We’ve been judging our relationship by the exaggerated standards of fiction, rather than by the more more modest, and much fairer, benchmark of reality.
14/ Other People’s Marriages
We know our own marriage from the inside – while we generally have only a heavily edited, limited and sanitised picture of the marriages of other people.
We’re intently aware of our own sorrows: the cold silences, harsh criticisms, furious outbursts, episodes of door slamming, bitter late night denunciations, simmering sexual disappointments and the times of aching loneliness in the bedroom.
Getting a much more accurate idea of what other people’s marriages are really like isn’t prying or cruel, it’s a priority in love because it reveals the true nature of the task we’re undertaking.
15/ For the darkest days
In short: it’s not your fault. Everyone when known properly turns out to be unbearable in some central ways. There is no-one you could be married to that would not – at times – leave you feeling desperate. You too are tricky, we should remember.
You feel completely alone; yet you are in a vast (shy) majority.
No-one really understands anyone else. That your spouse doesn’t grasp you in central ways is entirely unavoidable.
We can cope better than we think.
16/ Comforting
An urgent task is to try to understand the particular way in which we, and our partner, need love to be delivered in order to feel that it feel real.
Recognising that there are different styles of help alerts us to the severe risks of misunderstanding. Instead of getting annoyed at our lover’s sometimes widely misdirected effort, we can grasp – perhaps for the first time – the basic truth that these blundering companions are in fact attempting to be nice.
17/ The Partner-as-Child
If we were to regard our partner as a young child however, the mood might soften. This isn’t condescending.
We’re tapping into a constructive way of interpreting the less lovely elements of someone’s character and conduct. We’re seeing them not simply as rational, sophisticated adults who – from sheer malice and selfishness – are behaving badly. Instead we’re recognising how vulnerable they are to hunger, tiredness and their own griefs, anxieties and regrets.
18/ The Weakness of Strength
As a relationship progresses, we often find that it is our partner’s shortcomings that most occupy our attention.
Yet, behind their negative behaviour, there is a powerful logic at work. Every strength a person has is also – in other situations – a frustrating and possibly irritating weakness. Someone may be often very kind and tender – but the same gentleness will sometime means they don’t assert themselves or show much initiative.

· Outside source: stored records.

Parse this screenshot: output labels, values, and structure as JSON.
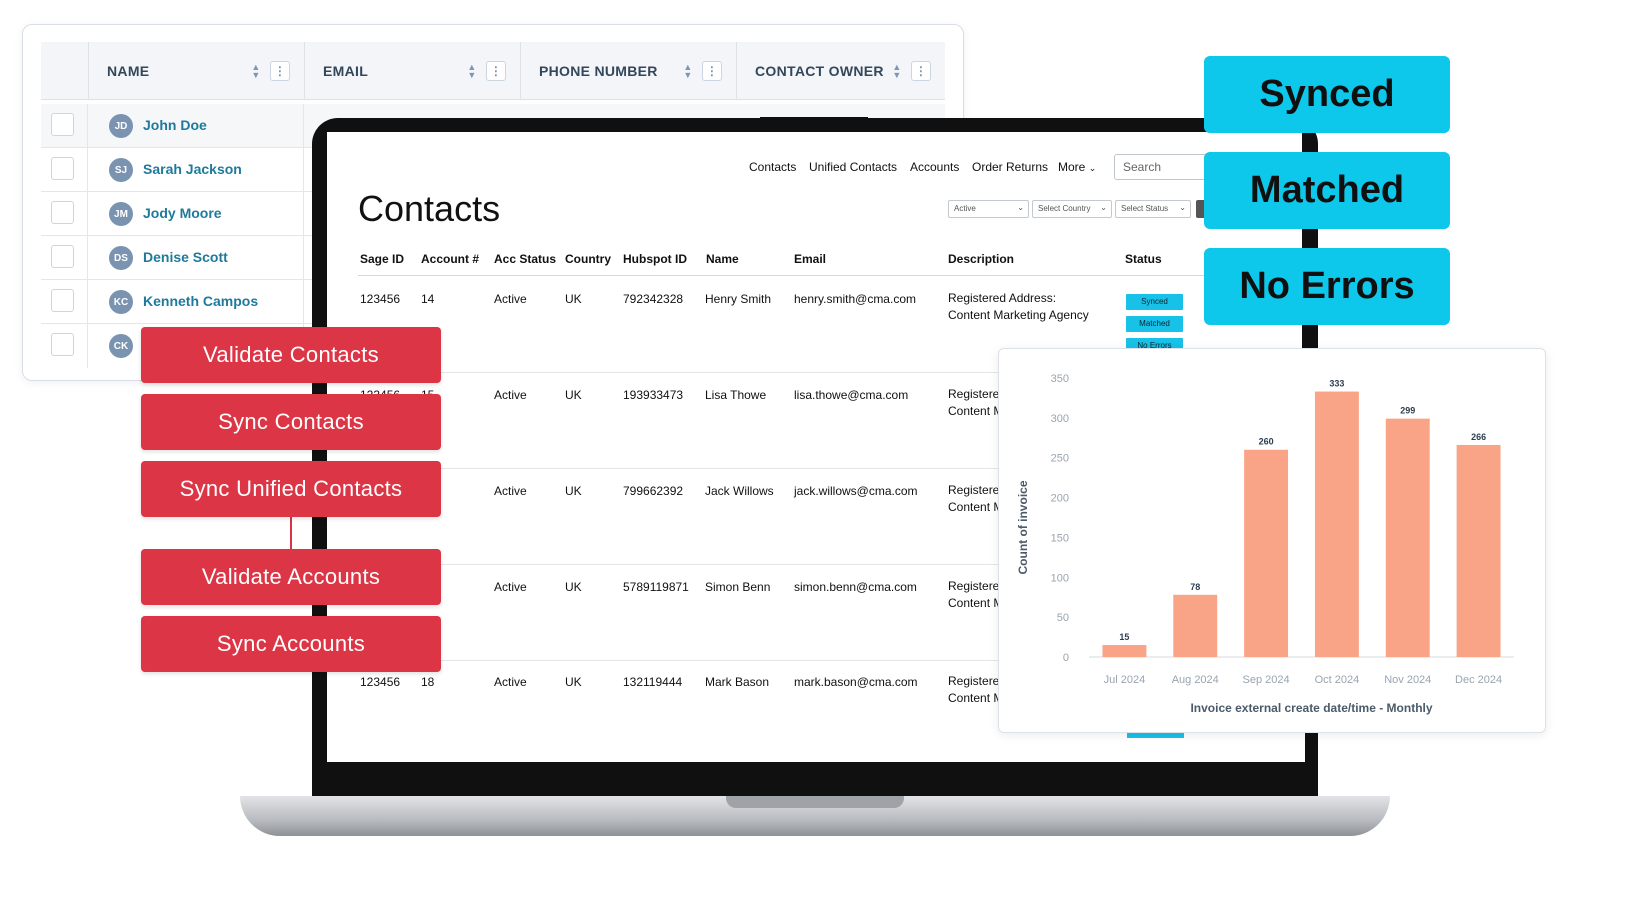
{
  "crm": {
    "columns": [
      {
        "label": "NAME"
      },
      {
        "label": "EMAIL"
      },
      {
        "label": "PHONE NUMBER"
      },
      {
        "label": "CONTACT OWNER"
      }
    ],
    "rows": [
      {
        "initials": "JD",
        "name": "John Doe"
      },
      {
        "initials": "SJ",
        "name": "Sarah Jackson"
      },
      {
        "initials": "JM",
        "name": "Jody Moore"
      },
      {
        "initials": "DS",
        "name": "Denise Scott"
      },
      {
        "initials": "KC",
        "name": "Kenneth Campos"
      },
      {
        "initials": "CK",
        "name": ""
      }
    ]
  },
  "app": {
    "nav": [
      "Contacts",
      "Unified Contacts",
      "Accounts",
      "Order Returns",
      "More"
    ],
    "search_placeholder": "Search",
    "title": "Contacts",
    "filters": [
      "Active",
      "Select Country",
      "Select Status"
    ],
    "headers": [
      "Sage ID",
      "Account #",
      "Acc Status",
      "Country",
      "Hubspot ID",
      "Name",
      "Email",
      "Description",
      "Status"
    ],
    "rows": [
      {
        "sage_id": "123456",
        "account": "14",
        "acc_status": "Active",
        "country": "UK",
        "hubspot_id": "792342328",
        "name": "Henry Smith",
        "email": "henry.smith@cma.com",
        "desc1": "Registered Address:",
        "desc2": "Content Marketing Agency"
      },
      {
        "sage_id": "123456",
        "account": "15",
        "acc_status": "Active",
        "country": "UK",
        "hubspot_id": "193933473",
        "name": "Lisa Thowe",
        "email": "lisa.thowe@cma.com",
        "desc1": "Registere",
        "desc2": "Content M"
      },
      {
        "sage_id": "",
        "account": "",
        "acc_status": "Active",
        "country": "UK",
        "hubspot_id": "799662392",
        "name": "Jack Willows",
        "email": "jack.willows@cma.com",
        "desc1": "Registere",
        "desc2": "Content M"
      },
      {
        "sage_id": "",
        "account": "",
        "acc_status": "Active",
        "country": "UK",
        "hubspot_id": "5789119871",
        "name": "Simon Benn",
        "email": "simon.benn@cma.com",
        "desc1": "Registere",
        "desc2": "Content M"
      },
      {
        "sage_id": "123456",
        "account": "18",
        "acc_status": "Active",
        "country": "UK",
        "hubspot_id": "132119444",
        "name": "Mark Bason",
        "email": "mark.bason@cma.com",
        "desc1": "Registere",
        "desc2": "Content M"
      }
    ],
    "status_badges": [
      "Synced",
      "Matched",
      "No Errors"
    ]
  },
  "callouts": {
    "status": [
      "Synced",
      "Matched",
      "No Errors"
    ],
    "actions": [
      "Validate Contacts",
      "Sync Contacts",
      "Sync Unified Contacts",
      "Validate Accounts",
      "Sync Accounts"
    ]
  },
  "colors": {
    "accent_blue": "#0dc8ea",
    "action_red": "#dc3545",
    "bar": "#f9a487",
    "link": "#1e7a9c"
  },
  "icons": {
    "sort": "sort-arrows-icon",
    "column_menu": "kebab-menu-icon",
    "checkbox": "checkbox-icon",
    "more_chevron": "chevron-down-icon"
  },
  "chart_data": {
    "type": "bar",
    "categories": [
      "Jul 2024",
      "Aug 2024",
      "Sep 2024",
      "Oct 2024",
      "Nov 2024",
      "Dec 2024"
    ],
    "values": [
      15,
      78,
      260,
      333,
      299,
      266
    ],
    "title": "",
    "xlabel": "Invoice external create date/time - Monthly",
    "ylabel": "Count of invoice",
    "ylim": [
      0,
      350
    ],
    "yticks": [
      0,
      50,
      100,
      150,
      200,
      250,
      300,
      350
    ],
    "grid": false,
    "data_labels": true,
    "color": "#f9a487"
  }
}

It’s always calming to take a moment to remind ourselves that perfect people simply don’t exist.
19/ Closeness
We should have sympathy for ourselves. Admitting to need is inherently frightening. It’s not surprising we should badger or behave coldly rather than simply own up to our fragility.
We should create room for regular moments, perhaps as often as every few hours, when we can feel unembarrassed and legitimate about asking for confirmation. ‘I really need you; do you still want me?’ should be the most normal of enquiries.
20/ Humour
We want to find a way to be annoyed with, and criticise, one another’s most maddening sides without eliciting a drama, with a special kind of diplomatic immunity that is the gift of comedy.
Exaggerating the exaggeration is a tool for criticising another person without arousing their irritation or self-righteousness. And the laughter we elicit isn’t just a sign they have been entertained; it’s proof that they have acknowledged an attempt to reform them.
George Bernard Shaw understood this very well. ‘If you want to tell people the truth,’ he remarked, ‘make them laugh, otherwise they will kill you.’